Alcune verdure si cuociono per ammorbidire la cellulosa e renderle maggiormente commestibili. I metodi di cottura più usati sono la bollitura, il vapore, la griglia, il forno; durante la cottura si possono perdere parti importanti di minerali, vitamine e principi nutritivi solubili in acqua e soggetti a deterioramento per esposizione al calore.

  • Durante la bollitura si disciolgono in acqua i minerali e vitamine idrosolubili come la C e quelle del gruppo B, soggette anche a deterioramento a causa del calore . I minerali si possono recuperare se le verdure vengono consumate con l’acqua di bollitura.

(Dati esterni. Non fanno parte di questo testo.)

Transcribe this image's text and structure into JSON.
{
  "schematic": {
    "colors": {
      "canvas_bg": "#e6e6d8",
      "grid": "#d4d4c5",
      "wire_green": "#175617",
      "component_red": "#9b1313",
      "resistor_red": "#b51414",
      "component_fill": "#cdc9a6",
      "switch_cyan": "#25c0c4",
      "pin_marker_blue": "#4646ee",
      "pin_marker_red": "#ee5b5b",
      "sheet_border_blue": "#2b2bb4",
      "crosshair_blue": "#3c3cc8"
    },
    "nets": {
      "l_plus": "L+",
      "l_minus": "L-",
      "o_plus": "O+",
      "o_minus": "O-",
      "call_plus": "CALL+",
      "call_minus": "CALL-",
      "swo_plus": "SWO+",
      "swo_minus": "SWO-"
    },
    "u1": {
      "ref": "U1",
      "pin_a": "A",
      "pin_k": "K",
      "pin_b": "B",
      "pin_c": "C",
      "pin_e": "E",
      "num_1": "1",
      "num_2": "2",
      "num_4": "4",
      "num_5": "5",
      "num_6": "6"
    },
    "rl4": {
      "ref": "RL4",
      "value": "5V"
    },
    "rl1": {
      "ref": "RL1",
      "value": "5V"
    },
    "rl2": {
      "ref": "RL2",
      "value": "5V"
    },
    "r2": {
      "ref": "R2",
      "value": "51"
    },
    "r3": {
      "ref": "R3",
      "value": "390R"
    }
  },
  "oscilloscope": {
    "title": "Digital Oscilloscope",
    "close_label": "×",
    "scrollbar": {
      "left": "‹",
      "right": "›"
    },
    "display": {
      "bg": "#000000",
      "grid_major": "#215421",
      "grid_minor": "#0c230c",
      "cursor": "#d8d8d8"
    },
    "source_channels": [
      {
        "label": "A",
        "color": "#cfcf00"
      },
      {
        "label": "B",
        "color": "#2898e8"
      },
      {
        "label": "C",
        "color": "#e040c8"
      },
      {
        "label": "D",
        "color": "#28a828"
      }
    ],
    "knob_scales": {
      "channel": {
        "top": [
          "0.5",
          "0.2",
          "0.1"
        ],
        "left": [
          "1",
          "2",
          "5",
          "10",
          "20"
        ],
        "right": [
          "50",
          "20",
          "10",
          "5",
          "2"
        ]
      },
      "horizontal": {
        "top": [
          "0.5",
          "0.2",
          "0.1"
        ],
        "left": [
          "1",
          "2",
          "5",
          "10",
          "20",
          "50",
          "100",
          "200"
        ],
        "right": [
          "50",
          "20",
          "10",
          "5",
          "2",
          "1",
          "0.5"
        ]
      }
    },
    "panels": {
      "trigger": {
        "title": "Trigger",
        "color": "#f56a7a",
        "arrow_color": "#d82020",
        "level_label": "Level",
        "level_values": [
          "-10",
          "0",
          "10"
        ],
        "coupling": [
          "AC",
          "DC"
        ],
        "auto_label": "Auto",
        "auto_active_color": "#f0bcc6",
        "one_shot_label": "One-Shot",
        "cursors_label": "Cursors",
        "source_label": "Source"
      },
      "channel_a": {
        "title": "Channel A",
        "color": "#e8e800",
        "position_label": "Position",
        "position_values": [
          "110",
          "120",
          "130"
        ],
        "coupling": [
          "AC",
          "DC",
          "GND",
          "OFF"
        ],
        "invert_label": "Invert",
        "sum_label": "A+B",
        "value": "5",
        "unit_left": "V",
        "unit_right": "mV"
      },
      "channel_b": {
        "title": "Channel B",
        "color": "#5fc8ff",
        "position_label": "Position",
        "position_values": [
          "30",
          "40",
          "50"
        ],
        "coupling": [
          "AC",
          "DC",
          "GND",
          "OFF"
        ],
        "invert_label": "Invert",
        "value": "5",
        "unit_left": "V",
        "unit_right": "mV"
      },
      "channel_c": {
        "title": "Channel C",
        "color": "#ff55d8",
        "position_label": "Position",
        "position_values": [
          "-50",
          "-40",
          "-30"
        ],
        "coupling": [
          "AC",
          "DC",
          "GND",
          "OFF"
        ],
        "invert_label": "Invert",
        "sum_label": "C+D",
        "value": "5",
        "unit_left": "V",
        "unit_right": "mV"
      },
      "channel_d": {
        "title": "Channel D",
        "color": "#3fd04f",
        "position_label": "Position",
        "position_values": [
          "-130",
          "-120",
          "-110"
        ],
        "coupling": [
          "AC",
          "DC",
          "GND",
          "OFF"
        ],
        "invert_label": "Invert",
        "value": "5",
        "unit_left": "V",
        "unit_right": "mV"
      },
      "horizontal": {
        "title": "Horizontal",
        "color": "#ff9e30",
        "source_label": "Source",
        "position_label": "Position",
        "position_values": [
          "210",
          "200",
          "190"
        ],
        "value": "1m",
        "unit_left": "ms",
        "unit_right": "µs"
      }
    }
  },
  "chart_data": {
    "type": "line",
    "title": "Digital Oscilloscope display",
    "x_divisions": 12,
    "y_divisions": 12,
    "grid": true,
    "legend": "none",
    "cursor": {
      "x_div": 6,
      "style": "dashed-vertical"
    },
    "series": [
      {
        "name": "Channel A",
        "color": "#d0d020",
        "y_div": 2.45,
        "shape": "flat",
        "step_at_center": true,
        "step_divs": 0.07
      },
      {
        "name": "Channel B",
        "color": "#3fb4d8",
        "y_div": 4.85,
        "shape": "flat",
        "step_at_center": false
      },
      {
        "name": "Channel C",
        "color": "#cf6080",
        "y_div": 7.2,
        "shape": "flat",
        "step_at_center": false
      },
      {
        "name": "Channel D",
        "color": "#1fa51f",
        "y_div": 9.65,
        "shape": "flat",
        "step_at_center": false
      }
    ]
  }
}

  • La cottura al vapore mantiene le verdure e la frutta distante dall’acqua evitando che si disciolgano i nutrienti. Alcune vitamine però, a causa del calore, sono soggette a deperimento perciò, per preservarle in maggiore quantità, la cottura al vapore dovrebbe essere il più breve possibile. Con la pentola a pressione si può ottenere una cottura simile a quella con il cestello perforato con il vantaggio di raggiungere la cottura in minor tempo. Cuocere al forno, alla griglia o alla piastra produce un deterioramento a causa del calore e dell’acqua che fuoriesce da frutta e verdura che porta con sé parte dei minerali e delle vitamine. Anche in questo caso la cottura dovrebbe essere il più breve possibile. In ogni caso le verdure e la frutta cotte poco (al dente) preservano di più le sostanze nutritive. La frutta al forno mangiata con la buccia preserva le fibre in quantità simile a quella cruda.